Businessman holding his stomach in pain or indigestion

Have you ever wondered why when a child comes home from school with a stomach bug that threatens to sideline the whole family, some members of the family get sick while others go unscathed? Well, according to a Duke Health study a person’s resistance to certain germs, specifically E. coli bacteria, could come down to their very DNA.

Researchers came to this conclusion after exposing 30 healthy adults to enterotoxigenic Escherichia coli, one of the world’s leading causes of bacteria-induced diarrhea and a common cause of so-called “traveler’s diarrhea,” which often requires treatment with antibiotics.

To learn more about why some people get sick and others stay well, the researchers drew patients’ blood and looked for clues in their gene expression — the degree to which some genes are turned on or off. They noted the differences among the six patients with severe symptoms, and the six participants who showed no symptoms despite having been exposed to the bacteria.
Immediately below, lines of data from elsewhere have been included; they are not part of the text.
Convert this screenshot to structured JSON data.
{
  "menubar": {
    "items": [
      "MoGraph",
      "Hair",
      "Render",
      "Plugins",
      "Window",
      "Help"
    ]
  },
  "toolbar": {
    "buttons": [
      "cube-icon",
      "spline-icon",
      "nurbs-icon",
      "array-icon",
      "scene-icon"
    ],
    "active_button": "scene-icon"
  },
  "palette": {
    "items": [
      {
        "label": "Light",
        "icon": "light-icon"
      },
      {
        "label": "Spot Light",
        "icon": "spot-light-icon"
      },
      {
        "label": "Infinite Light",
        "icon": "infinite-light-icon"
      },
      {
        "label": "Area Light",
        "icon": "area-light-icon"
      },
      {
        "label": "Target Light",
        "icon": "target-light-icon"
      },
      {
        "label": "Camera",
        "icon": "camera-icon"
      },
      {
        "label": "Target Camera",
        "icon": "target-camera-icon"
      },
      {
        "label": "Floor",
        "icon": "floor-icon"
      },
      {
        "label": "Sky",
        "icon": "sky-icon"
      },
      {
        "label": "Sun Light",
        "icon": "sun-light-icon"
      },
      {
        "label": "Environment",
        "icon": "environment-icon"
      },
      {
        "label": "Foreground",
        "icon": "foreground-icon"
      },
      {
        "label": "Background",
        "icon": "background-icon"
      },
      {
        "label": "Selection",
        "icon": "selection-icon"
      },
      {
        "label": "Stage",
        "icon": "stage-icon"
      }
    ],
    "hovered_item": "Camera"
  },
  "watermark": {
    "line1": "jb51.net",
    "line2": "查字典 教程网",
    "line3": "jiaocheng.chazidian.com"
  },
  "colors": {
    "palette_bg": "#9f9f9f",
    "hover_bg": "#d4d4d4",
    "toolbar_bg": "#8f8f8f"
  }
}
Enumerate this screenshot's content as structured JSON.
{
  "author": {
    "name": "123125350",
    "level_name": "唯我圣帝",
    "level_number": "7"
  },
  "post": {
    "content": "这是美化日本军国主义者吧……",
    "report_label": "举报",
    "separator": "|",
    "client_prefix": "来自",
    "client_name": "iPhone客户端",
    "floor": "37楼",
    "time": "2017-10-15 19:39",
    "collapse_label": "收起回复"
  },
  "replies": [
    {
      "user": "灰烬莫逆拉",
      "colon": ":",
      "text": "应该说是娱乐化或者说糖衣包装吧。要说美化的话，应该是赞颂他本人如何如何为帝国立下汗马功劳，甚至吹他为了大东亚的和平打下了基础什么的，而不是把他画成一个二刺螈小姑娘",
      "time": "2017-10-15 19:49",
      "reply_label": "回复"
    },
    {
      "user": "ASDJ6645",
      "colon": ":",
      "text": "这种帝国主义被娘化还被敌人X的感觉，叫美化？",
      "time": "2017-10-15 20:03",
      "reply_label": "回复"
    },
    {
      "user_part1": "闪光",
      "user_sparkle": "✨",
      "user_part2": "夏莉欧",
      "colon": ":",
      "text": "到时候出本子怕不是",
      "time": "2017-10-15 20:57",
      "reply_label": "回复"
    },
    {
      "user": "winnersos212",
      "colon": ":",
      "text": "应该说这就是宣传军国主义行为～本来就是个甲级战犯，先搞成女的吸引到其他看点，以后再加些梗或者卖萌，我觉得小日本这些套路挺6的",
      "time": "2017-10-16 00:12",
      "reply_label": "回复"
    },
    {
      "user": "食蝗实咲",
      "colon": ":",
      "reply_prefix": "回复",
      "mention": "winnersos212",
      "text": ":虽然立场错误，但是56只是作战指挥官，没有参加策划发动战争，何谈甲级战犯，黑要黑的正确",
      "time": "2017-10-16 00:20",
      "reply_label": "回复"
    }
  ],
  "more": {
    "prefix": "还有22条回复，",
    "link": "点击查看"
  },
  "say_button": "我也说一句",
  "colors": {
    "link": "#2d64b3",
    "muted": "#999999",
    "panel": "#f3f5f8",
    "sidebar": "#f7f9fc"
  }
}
What they found was that among the thousands of genes that distinguished the two groups, there were significant differences in the activity of 29 immune-related genes that could predict who would go on to become sick and those who would remain well, senior author Ephraim Tsalik, M.D., Ph.D., said in the article.

“Within each group, there were changes in the patients’ gene expression patterns happening throughout the experiment,” Tsalik added. “We found there were differences with the subjects that seemed to predict who would become sick. We interpreted those as signals that show an innate resistance to infection. There may be certain genetic traits that can increase or decrease your chances of being infected after exposure to a pathogen.”
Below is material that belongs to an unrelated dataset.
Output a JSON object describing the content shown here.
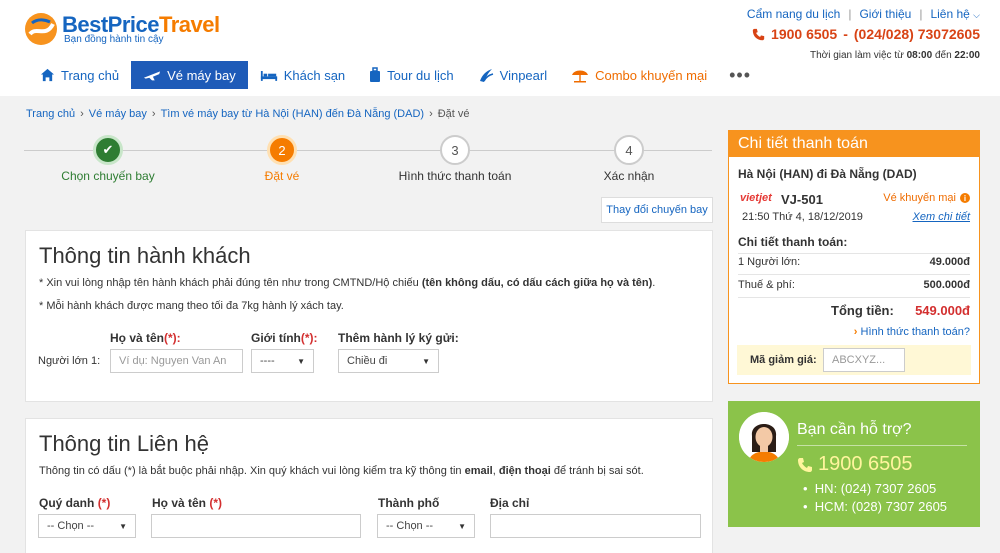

Based on these results, the scientists hope to replicate the study with other types of infections, including viral and respiratory illnesses such as the flu.

“We have found a set of immune-related genes to focus on,” Tsalik said in the article. “Now if we can understand how the expression of these genes imparts this resistance and susceptibility, we might be able to offer new ways to boost your immune system to protect against prevalent infections such as E. coli or better predict who is at greatest risk of getting an infection.”

A household with children is the perfect example, Tsalik continued, who added that he has three children ages 11, 9 and 5, who often come home from school or sports practice bearing the newest cold or stomach bug.

“You have a natural experiment in that environment,” he said. “Our whole household gets exposed. I tend not to get sick and if I do, it’s pretty mild and might last a day. Meanwhile, my wife gets one cold after another. We’re discovering that among the factors that play a role in your resistance to infection — including the environment, stress levels, and gut bacteria — there is likely to be an innate biological explanation, too.”